The main objectives of this five day executive development programme are:
- To understand and appreciate the underlying theoretical issues that govern applicability, success, and failure of statistical and machine learning models in decision making
- To go deep into the widely used statistical and machine learning methods useful in solving data driven business decision problems in organizations
- Art of Data Cleaning: Outlier management, data imputation and influence diagnostics
- The challenge of variable selection in a model: Dimensionality reduction using Principal Component Analysis and other methods
- Study of qualitative factors in experiments: Categorical Data Analysis
- Artificial Neural Network and Deep Learning in predictive analytics: Finer issues and parameter setting
- Challenges in unsupervised learning: Quality evaluation of clusters
- Building statistical models in business planning: Forecasting techniques
- Integrating Artificial Intelligence with human expertise: Bayesian Techniques
- Challenges in Network Analytics: Modeling of network effect in organizational strategies
- Decision making from sample surveys: Determination of Sample Size and choice of sampling
Interactive class room learning with lectures.

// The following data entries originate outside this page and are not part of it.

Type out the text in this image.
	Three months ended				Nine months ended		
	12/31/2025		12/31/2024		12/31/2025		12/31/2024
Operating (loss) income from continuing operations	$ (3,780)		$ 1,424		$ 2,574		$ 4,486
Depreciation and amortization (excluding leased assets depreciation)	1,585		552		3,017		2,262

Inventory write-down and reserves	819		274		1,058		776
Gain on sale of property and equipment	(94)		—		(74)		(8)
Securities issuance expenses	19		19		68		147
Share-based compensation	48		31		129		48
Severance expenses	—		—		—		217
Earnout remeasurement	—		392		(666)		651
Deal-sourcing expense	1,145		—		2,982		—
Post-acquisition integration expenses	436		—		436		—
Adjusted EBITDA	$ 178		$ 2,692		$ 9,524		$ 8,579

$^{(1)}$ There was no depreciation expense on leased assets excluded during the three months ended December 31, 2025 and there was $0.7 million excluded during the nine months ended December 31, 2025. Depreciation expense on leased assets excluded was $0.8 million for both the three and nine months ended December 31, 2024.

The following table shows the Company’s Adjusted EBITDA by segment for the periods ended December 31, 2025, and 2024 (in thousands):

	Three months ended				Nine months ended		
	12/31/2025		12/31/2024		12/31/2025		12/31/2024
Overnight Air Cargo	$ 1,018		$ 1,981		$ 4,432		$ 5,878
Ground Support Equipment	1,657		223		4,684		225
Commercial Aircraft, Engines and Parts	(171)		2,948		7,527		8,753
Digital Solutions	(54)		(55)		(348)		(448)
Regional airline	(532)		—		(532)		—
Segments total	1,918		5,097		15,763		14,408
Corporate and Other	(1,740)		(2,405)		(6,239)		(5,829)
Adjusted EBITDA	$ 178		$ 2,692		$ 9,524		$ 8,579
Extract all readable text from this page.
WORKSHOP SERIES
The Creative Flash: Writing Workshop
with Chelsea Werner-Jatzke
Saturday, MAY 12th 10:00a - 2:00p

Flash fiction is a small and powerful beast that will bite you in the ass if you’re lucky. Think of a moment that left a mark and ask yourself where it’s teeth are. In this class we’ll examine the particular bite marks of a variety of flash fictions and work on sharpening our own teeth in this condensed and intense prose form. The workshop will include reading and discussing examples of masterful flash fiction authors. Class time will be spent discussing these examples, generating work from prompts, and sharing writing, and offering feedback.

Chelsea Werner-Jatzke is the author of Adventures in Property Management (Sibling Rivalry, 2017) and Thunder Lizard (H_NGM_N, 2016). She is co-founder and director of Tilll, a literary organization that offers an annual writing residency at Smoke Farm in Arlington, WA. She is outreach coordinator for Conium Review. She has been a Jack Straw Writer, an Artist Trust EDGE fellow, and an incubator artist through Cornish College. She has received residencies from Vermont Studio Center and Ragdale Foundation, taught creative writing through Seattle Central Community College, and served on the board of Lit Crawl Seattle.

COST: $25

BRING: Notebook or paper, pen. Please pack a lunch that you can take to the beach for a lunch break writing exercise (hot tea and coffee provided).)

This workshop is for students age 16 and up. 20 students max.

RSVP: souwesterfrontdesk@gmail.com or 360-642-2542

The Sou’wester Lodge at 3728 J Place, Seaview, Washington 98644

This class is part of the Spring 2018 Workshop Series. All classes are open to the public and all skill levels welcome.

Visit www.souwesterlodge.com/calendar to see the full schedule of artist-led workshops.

Case based experiential learning with participants
Who should attend
Target group of participants and prerequisites: This programme is aimed at working professionals dealing with Data Science and analytics based model building. Participants should have prior exposure on the basics of statistical and machine learning principles. Participants must have inclinations toward mathematics, statistics and algorithmic problem solving. They must also have keen interest in understanding the conceptual intricacies of popular methods used in analytics.